There was a substantial association between diabetes and cervical cancer. Several studies have reported increased risk for and mortality from many cancer types among patients with diabetes, especially type 2 DM [7, 8, 24,25,26]. Some characteristics of diabetes may explain this carcinogenic tendency, including hyperinsulinemia, hyperglycemia, and chronic inflammatory status. These conditions all encourage cellular proliferative, angiogenetic, antiapoptotic, and metastatic activities [7, 27]. After adjusting for other variables, the association between diabetes and cervical cancer was still markedly increased and statistically significant. Regarding oral antidiabetic agent, researchers have suggested that metformin therapy lowers cancer risk, while sulfonylureas increase carcinogenesis risk [28,29,30]. Herein, use of antidiabetic drugs increased cervical cancer risk. Because these data did not include which diabetic drugs were used, it is difficult to either determine the effects of individual drugs or interpret these findings more generally. Moreover, because diabetic drugs are almost exclusively given to DM patients and those factors are highly correlated, the DM medication was excluded from the multiple logistic regression model.

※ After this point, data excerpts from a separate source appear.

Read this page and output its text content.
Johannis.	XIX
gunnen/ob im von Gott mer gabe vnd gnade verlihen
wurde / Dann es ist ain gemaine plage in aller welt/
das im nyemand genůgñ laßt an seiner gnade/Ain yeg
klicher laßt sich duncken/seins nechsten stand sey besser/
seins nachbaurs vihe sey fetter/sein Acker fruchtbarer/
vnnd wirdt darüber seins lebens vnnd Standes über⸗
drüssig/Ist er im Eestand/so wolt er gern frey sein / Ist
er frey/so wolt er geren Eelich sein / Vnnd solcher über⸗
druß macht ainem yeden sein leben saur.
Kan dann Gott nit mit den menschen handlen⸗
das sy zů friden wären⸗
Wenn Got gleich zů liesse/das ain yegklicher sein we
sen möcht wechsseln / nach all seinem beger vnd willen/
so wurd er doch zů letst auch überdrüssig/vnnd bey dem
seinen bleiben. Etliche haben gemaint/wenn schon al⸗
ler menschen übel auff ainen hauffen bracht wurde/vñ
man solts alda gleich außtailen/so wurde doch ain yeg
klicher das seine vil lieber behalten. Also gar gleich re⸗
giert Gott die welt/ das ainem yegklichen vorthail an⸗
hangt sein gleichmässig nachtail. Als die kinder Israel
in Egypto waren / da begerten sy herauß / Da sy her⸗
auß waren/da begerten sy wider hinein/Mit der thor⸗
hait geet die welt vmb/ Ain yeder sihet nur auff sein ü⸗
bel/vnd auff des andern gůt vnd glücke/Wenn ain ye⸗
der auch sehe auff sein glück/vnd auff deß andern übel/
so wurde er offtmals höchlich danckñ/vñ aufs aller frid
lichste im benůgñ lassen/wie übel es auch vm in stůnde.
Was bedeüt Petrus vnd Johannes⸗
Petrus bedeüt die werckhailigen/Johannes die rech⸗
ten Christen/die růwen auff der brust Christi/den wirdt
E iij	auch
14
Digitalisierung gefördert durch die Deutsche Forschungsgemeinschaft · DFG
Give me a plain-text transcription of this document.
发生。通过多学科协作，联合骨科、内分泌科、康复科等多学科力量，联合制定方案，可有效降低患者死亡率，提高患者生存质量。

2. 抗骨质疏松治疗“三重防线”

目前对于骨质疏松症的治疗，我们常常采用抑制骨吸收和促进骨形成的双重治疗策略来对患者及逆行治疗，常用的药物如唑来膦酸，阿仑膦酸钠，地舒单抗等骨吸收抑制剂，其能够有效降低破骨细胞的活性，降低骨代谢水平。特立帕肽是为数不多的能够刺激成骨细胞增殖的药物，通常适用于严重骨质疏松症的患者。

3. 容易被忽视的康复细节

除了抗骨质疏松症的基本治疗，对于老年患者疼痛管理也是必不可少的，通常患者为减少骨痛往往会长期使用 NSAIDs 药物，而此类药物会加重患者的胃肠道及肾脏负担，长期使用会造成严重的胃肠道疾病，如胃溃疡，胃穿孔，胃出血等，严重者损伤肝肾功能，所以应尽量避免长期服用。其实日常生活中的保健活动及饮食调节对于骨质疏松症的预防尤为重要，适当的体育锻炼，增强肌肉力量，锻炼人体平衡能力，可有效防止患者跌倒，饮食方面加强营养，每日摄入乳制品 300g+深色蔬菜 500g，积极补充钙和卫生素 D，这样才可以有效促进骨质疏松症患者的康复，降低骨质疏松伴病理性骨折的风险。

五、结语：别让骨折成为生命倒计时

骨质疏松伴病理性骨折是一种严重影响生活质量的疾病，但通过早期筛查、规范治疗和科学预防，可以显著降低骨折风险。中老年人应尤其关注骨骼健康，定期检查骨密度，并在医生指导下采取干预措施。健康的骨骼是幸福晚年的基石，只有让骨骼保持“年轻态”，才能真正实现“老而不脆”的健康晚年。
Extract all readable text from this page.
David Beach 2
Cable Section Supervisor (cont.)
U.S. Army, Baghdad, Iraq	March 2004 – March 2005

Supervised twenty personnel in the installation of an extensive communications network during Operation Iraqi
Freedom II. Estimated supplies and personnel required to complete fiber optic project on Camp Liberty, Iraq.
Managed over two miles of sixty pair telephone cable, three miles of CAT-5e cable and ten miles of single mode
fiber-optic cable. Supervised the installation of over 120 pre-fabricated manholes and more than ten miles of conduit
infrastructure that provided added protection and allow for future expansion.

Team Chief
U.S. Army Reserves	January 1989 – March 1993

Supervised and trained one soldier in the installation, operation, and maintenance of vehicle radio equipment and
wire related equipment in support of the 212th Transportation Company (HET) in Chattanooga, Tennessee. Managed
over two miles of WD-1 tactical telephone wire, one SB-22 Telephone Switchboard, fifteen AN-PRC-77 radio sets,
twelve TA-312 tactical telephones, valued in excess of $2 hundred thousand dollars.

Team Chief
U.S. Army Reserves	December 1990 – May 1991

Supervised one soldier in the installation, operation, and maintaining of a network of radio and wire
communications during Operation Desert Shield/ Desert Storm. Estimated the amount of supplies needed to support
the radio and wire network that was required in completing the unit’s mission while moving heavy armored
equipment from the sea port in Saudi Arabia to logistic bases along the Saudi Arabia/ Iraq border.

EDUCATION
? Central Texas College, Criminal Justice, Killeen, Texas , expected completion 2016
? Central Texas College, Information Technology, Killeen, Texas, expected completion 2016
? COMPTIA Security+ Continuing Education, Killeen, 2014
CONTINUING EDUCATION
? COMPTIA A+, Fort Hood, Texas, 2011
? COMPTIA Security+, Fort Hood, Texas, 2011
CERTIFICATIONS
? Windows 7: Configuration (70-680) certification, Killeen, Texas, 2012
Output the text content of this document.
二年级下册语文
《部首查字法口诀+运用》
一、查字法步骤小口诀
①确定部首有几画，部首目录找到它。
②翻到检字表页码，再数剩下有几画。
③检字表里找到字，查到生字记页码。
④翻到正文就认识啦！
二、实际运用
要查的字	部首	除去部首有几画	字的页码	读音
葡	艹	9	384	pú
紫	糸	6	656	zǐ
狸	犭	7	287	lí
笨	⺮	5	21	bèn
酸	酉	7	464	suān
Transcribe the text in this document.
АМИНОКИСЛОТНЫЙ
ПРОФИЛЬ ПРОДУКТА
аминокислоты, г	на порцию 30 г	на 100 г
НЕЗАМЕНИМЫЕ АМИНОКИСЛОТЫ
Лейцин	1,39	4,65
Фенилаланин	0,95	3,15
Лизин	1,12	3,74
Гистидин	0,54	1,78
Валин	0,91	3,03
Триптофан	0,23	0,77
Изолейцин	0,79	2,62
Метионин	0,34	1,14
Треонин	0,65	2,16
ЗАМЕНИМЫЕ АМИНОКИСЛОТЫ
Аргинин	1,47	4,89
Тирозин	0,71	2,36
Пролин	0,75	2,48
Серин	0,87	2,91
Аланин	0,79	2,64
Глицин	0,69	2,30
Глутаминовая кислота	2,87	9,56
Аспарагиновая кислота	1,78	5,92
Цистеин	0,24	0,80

BMI was positively associated with cervical cancer not only independently, but also after adjusting for other factors. Some researchers have also reported that obesity is weakly associated with an increased risk of cervical cancer [31]. One interesting study showed that obese women are at increased risk of having inappropriate cervical cancer screenings before cancer diagnosis, possibly due to a negative body image, bias on the part of health care providers, poor health behaviors, and comorbidities affecting regular care [32].

No notable results were found regarding work hours and schedule. Few studies have explored the potential associations between night shift work and cancer risk, reporting lack of evidence or few correlations [33, 34]. Since our data were cross-sectional, it is difficult to suggest causal relations. For example, women who were diagnosed with cervical cancer may have reduced their work hours or moved to a shift that carried fewer burdens. Further prospective studies are needed to assess a broad range of occupations and various socioeconomic characteristics.

A major strength of this study is that it was based on extensive nationwide survey data, including 29,557 women in Korea. Furthermore, relatively recent data (2010–2018) were used, reflecting current disease patterns and trends. There are also several limitations. The study was cross-sectional; thus, exposure and outcomes were assessed simultaneously and deductions about interrelated courses are difficult. Finally, most of these data were derived from self-report questionnaires based on participant recall.

Conclusion

Several factors, including passive cigarette smoking at home, diabetes, and high BMI, are related to increased risk of cervical cancer among women in South Korea.